Readers of a certain age may remember an ad campaign from the office supply store Staples. A small red button labeled “easy” miraculously solved all kinds of challenges, from pens that run out of ink to hard math problems to changing twin babies’ diapers at the same time.
The idea, of course, was that Staples made getting office supplies as easy as pushing a button. The fantasy was so powerful that Staples even started selling an easy button desk toy.
Now I am quite sure that the desk toy will not solve any problems. But there are all kinds of metaphorical easy buttons in life. And in many cases, the easy way is absolutely the best answer to whatever problem is facing you.
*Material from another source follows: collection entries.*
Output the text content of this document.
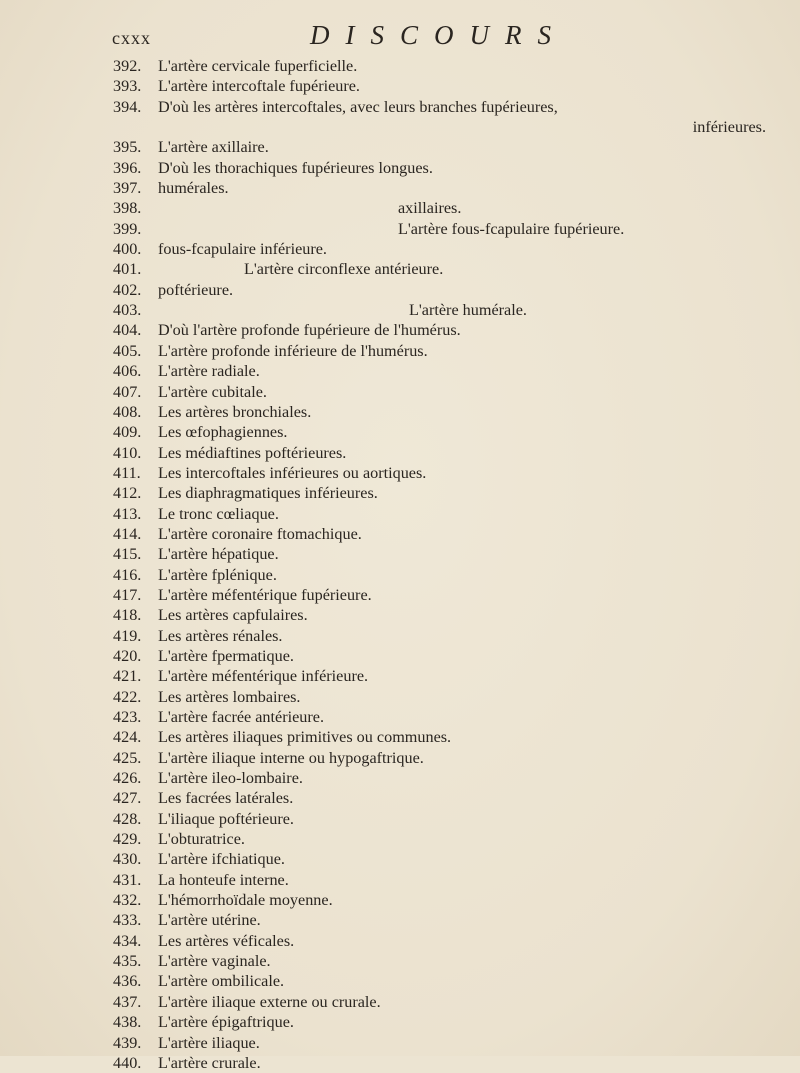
cxxx	DISCOURS
392. L'artère cervicale fuperficielle.
393. L'artère intercoftale fupérieure.
394. D'où les artères intercoftales, avec leurs branches fupérieures,
inférieures.
395. L'artère axillaire.
396. D'où les thorachiques fupérieures longues.
397. humérales.
398.	axillaires.
399.	L'artère fous-fcapulaire fupérieure.
400. fous-fcapulaire inférieure.
401.	L'artère circonflexe antérieure.
402. poftérieure.
403.	L'artère humérale.
404. D'où l'artère profonde fupérieure de l'humérus.
405. L'artère profonde inférieure de l'humérus.
406. L'artère radiale.
407. L'artère cubitale.
408. Les artères bronchiales.
409. Les œfophagiennes.
410. Les médiaftines poftérieures.
411. Les intercoftales inférieures ou aortiques.
412. Les diaphragmatiques inférieures.
413. Le tronc cœliaque.
414. L'artère coronaire ftomachique.
415. L'artère hépatique.
416. L'artère fplénique.
417. L'artère méfentérique fupérieure.
418. Les artères capfulaires.
419. Les artères rénales.
420. L'artère fpermatique.
421. L'artère méfentérique inférieure.
422. Les artères lombaires.
423. L'artère facrée antérieure.
424. Les artères iliaques primitives ou communes.
425. L'artère iliaque interne ou hypogaftrique.
426. L'artère ileo-lombaire.
427. Les facrées latérales.
428. L'iliaque poftérieure.
429. L'obturatrice.
430. L'artère ifchiatique.
431. La honteufe interne.
432. L'hémorrhoïdale moyenne.
433. L'artère utérine.
434. Les artères véficales.
435. L'artère vaginale.
436. L'artère ombilicale.
437. L'artère iliaque externe ou crurale.
438. L'artère épigaftrique.
439. L'artère iliaque.
440. L'artère crurale.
Go with the crowd-pleasers
For instance, I keep reading magazine articles pledging to solve the headache of meal planning for me. And I’m like…what headache? We have pasta on Monday. We have some iteration of chicken and rice another night, breakfast for dinner some night, make-your-own pizza some other night, and we outsource dinner for another night (generally Wednesdays). That’s Monday to Friday right there. If we want variety we can cook elaborate meals on the weekend or order something more interesting on Wednesday. I am sure that your crew, likewise, has certain easy crowd-pleasing dinners that they enjoy. There’s nothing wrong with serving these frequently.
With gifts, giving cash is hitting the easy button. It’s fine for a wide variety of occasions, and for a solid percentage of occasions (honestly, possibly most), the recipient will prefer it to whatever you would have picked out. So embrace it.
If you wear dresses to events, a simple black dress can be an easy outfit for most occasions. Unless you’re the sort of person who’s frequently photographed for the tabloids, no one’s going to notice that you’re wearing the same thing on more than one occasion.
If you need to bring a dessert somewhere, bring chocolate chip cookies. They work just fine. Have a go-to karaoke song. Paint walls in Benjamin Moore White Dove. Have a restaurant you always suggest to visiting out of town guests.
What it means to grow up
I actually believe that part of adulting is knowing about a certain number of easy buttons and availing yourself of them whenever the situation permits. When we’re young we often think that everyone is watching and judging us, and so we need to impress people with our command of a wide variety of things, places, outfits, meals, etc. Then we get older and realize no one is noticing. Indeed, people tend to be happier with sure fire hits than with experimentation that can go awry.
I don’t like the phrase “taking the easy way out” because it’s pejorative. In many cases, the easy way is not only fine, it might be preferable to something harder. At 6:00 p.m. on Monday your crew is going to be happier with pasta than with some elaborate new seafood dish that your gourmet magazine said was amazing. Maybe it is, but so what? Make it for yourself on Saturday.
In the meantime, don’t make life harder than it needs to be.
100% to all of this. I’m a big fan of “good enough” and Taco Tuesday. More versions of this I’ve discovered:
- season tickets to our local civic center means we have six built in date nights a year where we don’t have to decide how to spend them
- I lease the same car over and over, I just upgrade to the newest model and whatever color is available when my lease expires (going on over a decade of this, much faster than the torture process of buying a car and it comes with free oil changes)
- “uniforms” for frequent occasions. I wear a version of the same outfit when I travel, to the gym, and to church.
This is reminiscent of the "Subtle Art of Not Giving a F***" and the need for us to all decide based on our values what should matter most and let everything else just kind of be someone else's bigger concern. Thank you for the reinforcement and reminder that good enough is almost always ok, unless its one of the things I value and love!